Investigation of Ge1-xSnx/Ge with high Sn composition grown at low-temperature
I. S. Yu,
T. H. Wu,
K. Y. Wu,
H. H. Cheng,
V. I. Mashanov,
A. I. Nikiforov,
O. P. Pchelyakov,
X. S. Wu
Affiliations
I. S. Yu
Center for Condensed Matter Science and Graduate Institute of Electronics Engineering, 1, Roosevelt Road, Section 4, National Taiwan University, Taipei, Taiwan
T. H. Wu
Center for Condensed Matter Science and Graduate Institute of Electronics Engineering, 1, Roosevelt Road, Section 4, National Taiwan University, Taipei, Taiwan
K. Y. Wu
Center for Condensed Matter Science and Graduate Institute of Electronics Engineering, 1, Roosevelt Road, Section 4, National Taiwan University, Taipei, Taiwan
H. H. Cheng
Center for Condensed Matter Science and Graduate Institute of Electronics Engineering, 1, Roosevelt Road, Section 4, National Taiwan University, Taipei, Taiwan
V. I. Mashanov
A.V. Rzhanov Institute of Semiconductor Physics SB RAS, Lavrentyev Avenue, 13, Novosibirsk 630090, Russia
A. I. Nikiforov
A.V. Rzhanov Institute of Semiconductor Physics SB RAS, Lavrentyev Avenue, 13, Novosibirsk 630090, Russia
O. P. Pchelyakov
A.V. Rzhanov Institute of Semiconductor Physics SB RAS, Lavrentyev Avenue, 13, Novosibirsk 630090, Russia
X. S. Wu
Department of Physics, Nanjing University, Nanjing, China
We report on experimental investigations of the growth of Ge1-xSnx film with thickness above the critical thickness using Molecular Beam Epitaxy.
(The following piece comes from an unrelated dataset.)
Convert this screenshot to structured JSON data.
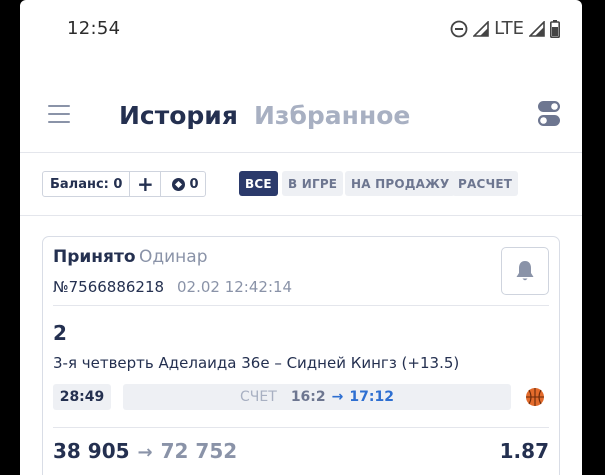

A series of Ge1-xSnx films with various Sn compositions up to 14% are deposited on a Ge buffer layer for growth at low temperatures close to the melting point of Sn. Analysis of various measurements shows that the Ge1-xSnx film is defect free in the XTEM image and that Sn is distributed almost uniformly in the film for Sn compositions up to 9.3%. The Sn composition of the films is higher than the Sn composition that is theoretically predicted to cause the energy band of Ge to change from an indirect to a direct bandgap; thus, the present investigation provides a method for growing direct bandgap GeSn film, which is desired for use in applications involving optoelectronic devices.